A man with severe psychiatric problems killed his mother and sister and seriously injured another woman in a knife attack Thursday morning in a suburb of Paris, according to French officials, reports FRANCE 24.
The 36-year-old man, who has not been officially identified, fatally stabbed his relatives in broad daylight on a street in Trappes, a suburb southwest of Paris. He then took refuge in a house and was later shot dead by police when he left the house and ran towards the police in a threatening way, according to French Interior Minister Gérard Collomb.
"It appears the criminal had serious psychiatric problems," Collomb told reporters in Trappes.

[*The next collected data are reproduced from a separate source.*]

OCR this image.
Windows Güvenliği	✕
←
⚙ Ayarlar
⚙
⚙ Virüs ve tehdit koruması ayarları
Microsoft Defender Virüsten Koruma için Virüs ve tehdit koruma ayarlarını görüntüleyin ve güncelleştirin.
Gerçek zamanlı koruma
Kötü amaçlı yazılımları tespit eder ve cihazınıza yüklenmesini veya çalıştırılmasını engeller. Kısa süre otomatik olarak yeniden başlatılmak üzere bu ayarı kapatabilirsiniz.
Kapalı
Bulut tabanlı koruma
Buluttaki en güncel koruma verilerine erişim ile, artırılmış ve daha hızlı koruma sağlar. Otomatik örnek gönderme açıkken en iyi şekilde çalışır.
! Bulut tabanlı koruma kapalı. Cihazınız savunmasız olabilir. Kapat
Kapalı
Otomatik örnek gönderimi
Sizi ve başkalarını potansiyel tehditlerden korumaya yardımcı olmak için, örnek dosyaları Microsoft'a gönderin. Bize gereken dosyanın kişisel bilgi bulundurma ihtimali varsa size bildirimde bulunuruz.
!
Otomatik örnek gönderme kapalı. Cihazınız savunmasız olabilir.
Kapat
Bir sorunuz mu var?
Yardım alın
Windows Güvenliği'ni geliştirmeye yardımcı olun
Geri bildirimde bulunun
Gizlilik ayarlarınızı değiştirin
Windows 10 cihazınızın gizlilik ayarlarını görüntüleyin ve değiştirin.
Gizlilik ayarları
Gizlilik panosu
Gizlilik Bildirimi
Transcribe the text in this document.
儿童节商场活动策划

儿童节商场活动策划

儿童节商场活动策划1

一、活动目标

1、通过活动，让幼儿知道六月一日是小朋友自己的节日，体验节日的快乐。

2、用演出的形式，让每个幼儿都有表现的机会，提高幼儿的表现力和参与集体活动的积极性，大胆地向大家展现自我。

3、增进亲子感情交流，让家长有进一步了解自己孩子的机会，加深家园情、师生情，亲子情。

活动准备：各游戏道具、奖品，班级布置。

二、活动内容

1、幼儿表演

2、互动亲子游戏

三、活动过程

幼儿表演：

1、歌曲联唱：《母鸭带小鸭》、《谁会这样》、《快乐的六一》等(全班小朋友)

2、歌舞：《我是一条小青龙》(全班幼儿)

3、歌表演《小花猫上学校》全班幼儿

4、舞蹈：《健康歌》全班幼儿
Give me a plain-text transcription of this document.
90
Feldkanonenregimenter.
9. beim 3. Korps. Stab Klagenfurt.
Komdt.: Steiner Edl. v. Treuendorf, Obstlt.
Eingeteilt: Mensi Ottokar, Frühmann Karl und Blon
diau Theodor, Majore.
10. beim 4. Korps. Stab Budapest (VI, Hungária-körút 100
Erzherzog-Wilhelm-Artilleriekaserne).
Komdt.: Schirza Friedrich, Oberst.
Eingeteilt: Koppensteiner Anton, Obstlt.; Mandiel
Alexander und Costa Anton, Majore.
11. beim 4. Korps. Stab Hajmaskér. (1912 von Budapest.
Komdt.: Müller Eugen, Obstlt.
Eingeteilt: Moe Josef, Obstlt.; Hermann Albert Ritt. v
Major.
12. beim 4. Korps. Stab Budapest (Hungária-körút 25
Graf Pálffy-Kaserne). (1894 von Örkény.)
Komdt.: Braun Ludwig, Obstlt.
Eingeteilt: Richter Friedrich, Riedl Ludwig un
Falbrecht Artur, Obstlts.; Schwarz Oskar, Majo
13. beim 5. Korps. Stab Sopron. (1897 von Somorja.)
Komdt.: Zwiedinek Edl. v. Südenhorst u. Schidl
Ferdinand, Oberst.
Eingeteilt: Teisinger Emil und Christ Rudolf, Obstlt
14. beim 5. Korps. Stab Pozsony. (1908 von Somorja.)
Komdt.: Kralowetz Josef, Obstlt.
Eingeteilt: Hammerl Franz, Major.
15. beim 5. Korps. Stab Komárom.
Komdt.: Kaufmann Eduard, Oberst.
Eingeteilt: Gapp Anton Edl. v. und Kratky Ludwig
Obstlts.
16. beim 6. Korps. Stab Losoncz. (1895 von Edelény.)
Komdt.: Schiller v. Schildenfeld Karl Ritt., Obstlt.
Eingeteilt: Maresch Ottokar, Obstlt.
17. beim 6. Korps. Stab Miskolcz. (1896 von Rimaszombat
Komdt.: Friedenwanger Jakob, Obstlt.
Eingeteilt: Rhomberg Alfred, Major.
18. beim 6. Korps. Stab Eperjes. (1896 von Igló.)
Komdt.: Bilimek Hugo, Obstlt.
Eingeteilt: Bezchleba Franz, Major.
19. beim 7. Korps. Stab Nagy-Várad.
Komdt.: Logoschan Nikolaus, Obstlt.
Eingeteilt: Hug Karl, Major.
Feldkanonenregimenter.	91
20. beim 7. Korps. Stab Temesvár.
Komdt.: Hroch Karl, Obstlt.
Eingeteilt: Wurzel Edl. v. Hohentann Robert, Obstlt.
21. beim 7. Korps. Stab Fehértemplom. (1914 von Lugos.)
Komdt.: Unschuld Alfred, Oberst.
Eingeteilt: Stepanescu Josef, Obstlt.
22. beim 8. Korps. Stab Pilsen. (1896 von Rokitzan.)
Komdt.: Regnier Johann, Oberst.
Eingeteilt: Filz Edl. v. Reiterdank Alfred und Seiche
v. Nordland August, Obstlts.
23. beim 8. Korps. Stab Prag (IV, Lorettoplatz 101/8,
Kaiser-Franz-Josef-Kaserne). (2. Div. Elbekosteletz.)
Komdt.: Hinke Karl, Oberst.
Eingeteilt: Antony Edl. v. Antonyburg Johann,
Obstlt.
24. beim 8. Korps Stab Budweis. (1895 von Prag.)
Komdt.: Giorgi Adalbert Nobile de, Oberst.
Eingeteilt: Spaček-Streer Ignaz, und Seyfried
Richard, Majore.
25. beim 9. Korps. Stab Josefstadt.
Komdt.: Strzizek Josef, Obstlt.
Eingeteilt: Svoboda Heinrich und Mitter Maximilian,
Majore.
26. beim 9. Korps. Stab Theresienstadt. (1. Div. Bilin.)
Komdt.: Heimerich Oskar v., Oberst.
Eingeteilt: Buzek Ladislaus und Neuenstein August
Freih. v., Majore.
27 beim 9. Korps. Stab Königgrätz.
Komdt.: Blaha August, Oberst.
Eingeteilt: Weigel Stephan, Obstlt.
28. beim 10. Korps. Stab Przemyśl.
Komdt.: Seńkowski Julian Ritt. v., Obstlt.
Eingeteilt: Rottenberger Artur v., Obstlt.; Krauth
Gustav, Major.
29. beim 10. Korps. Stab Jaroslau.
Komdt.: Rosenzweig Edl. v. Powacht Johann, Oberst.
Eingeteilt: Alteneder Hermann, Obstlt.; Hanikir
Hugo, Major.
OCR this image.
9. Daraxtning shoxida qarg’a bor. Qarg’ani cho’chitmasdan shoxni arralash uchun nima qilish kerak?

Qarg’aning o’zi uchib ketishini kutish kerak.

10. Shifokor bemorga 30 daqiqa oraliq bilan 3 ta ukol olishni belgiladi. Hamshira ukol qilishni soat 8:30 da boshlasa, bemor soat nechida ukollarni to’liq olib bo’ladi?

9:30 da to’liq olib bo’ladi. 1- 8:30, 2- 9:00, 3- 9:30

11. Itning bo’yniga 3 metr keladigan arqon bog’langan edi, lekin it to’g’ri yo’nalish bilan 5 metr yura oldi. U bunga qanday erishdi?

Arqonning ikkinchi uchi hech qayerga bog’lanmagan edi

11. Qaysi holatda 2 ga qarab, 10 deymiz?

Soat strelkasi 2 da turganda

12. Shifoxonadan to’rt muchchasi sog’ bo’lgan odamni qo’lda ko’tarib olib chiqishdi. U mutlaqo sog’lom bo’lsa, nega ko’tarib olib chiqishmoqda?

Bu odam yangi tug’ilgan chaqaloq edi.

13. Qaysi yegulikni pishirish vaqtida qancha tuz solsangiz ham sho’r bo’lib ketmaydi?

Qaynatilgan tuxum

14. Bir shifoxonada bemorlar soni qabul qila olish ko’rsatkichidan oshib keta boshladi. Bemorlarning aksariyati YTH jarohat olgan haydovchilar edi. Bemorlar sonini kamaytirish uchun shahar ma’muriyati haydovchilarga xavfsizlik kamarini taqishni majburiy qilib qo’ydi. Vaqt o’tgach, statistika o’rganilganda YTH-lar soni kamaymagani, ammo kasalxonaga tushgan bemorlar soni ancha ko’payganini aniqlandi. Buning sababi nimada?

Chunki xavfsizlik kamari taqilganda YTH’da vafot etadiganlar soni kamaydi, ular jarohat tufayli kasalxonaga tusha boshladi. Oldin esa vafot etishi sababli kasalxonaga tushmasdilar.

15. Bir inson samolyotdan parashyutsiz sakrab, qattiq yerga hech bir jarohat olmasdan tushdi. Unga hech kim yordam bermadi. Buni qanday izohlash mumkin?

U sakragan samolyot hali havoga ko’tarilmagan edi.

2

"He was known [to the police] for advocating terrorism but it seems he was a disturbed person rather than someone who could respond to calls for action from terrorist organisations like Daesh," he said, using the Arabic acronym for the Islamic State (IS) group.
Prosecutors are not treating the attack as a terrorism case, Collomb added, but were following it closely.
FRANCE 24’s jihadist expert Wassim Nasr said for his part that the attacker’s psychiatric problems “wouldn’t prevent him from acting in the name of a terrorist organisation”.
Nasr said there were cases of people in Iraq, Saudi Arabia and other countries killing their family members who had tried to stop them from joining the IS group. He added that what the attacker's mother and sister do for a living might give some clue as to the attacker’s motives.
Nasr said that some jihadist movements, and the IS group in particular, readily considered Muslims living in the West as traitors.
“Some jihadi writings say that even Muslims living in Western countries, who pay their taxes, who benefit from a welfare state are considered as enemies because they are helping a crusader state.”
The IS group, which has a history of opportunistic claims, had swiftly claimed responsibility for the attack in a statement released by their propaganda channel Amaq. The group provided no evidence to support their claim and the statement came before it was confirmed that the victims were related to the attacker.
The jihadist group has lost most of the territory it once controlled in Syria and Iraq. The knife attack in Trappes came a day after the IS group chief released a purported new audio message urging supporters to practice patience and continue the jihad.
“There are a couple of problems that happened in this case,” said Asif Arif, a lawyer and civil liberties expert, in an interview with FRANCE 24. The first, Arif noted, was the fact that the IS group had claimed the attack while French authorities were not convinced it was a terror attack planned or instigated by the group. “It’s my personal view that Daesh is trying to get back on track by claiming any local, diverse incident,” he said.